Customized ID Consistent for human
MIT License
726 stars 72 forks source link

What is start_merge_step for ? #39

Closed vuongminh1907 closed 1 week ago

vuongminh1907 commented 1 month ago

In this code: ( null_prompt_embeds, augmented_prompt_embeds, text_prompt_embeds, ) = prompt_embeds.chunk(3) You use start_merge_step to use two of them for prompt_embeds in this code:

            if i <= start_merge_step:
                current_prompt_embeds = torch.cat(
                    [null_prompt_embeds, text_prompt_embeds], dim=0
                )
            else:
                current_prompt_embeds = torch.cat(
                    [null_prompt_embeds, augmented_prompt_embeds], dim=0
                )

All code in pipline_StableDiffusion_ConsistentID.py My question is : What are null_prompt_embeds, augmented_prompt_embeds, text_prompt_embeds meaning?

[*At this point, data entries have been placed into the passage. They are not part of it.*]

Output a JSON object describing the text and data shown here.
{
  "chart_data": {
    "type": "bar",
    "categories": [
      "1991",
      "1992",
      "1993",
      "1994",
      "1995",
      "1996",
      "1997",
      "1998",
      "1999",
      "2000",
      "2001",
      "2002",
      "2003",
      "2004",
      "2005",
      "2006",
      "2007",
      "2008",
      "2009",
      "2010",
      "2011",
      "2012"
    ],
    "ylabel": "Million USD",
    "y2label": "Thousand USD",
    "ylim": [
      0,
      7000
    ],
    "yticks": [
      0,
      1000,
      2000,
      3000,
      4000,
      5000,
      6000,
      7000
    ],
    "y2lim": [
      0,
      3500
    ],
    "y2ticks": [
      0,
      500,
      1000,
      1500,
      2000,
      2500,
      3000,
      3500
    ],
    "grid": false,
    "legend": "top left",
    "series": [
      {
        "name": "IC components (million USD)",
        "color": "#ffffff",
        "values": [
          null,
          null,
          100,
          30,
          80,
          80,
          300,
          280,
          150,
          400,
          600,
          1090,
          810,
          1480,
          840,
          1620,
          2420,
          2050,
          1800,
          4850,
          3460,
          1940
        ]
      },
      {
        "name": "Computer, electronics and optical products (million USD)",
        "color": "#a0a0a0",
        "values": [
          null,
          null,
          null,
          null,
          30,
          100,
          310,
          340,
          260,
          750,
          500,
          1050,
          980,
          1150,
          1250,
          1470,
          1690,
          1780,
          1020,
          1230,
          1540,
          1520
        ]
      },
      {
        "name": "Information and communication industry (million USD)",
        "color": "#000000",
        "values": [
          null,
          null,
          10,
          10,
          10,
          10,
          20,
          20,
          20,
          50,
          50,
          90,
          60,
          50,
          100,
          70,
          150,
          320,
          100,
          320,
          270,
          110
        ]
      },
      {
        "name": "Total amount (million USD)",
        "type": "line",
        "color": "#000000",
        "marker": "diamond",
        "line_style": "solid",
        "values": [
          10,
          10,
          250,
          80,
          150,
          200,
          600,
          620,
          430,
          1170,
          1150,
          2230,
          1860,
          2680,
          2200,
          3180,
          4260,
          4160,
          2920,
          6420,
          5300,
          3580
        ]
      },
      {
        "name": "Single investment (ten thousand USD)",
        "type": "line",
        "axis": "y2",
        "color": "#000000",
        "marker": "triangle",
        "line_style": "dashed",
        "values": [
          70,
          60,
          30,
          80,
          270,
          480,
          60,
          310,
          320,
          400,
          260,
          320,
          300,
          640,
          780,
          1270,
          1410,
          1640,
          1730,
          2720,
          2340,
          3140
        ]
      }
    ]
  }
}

And why you use start_merge_step ? Thanks so much <3

JackAILab commented 1 month ago

Hi, @vuongminh1907 start_merge_step is used to balance the influence of image token conditions and text prompt conditions during the inference process, details are list in the appendix of our paper.

Here, null_prompt_embeds represents negative prompt embedding (refer to L474), augmented_prompt_embeds represents the embedding of mixed image tokens and text prompts, and text_prompt_embeds represents the embedding of separate text prompts (refer to L505).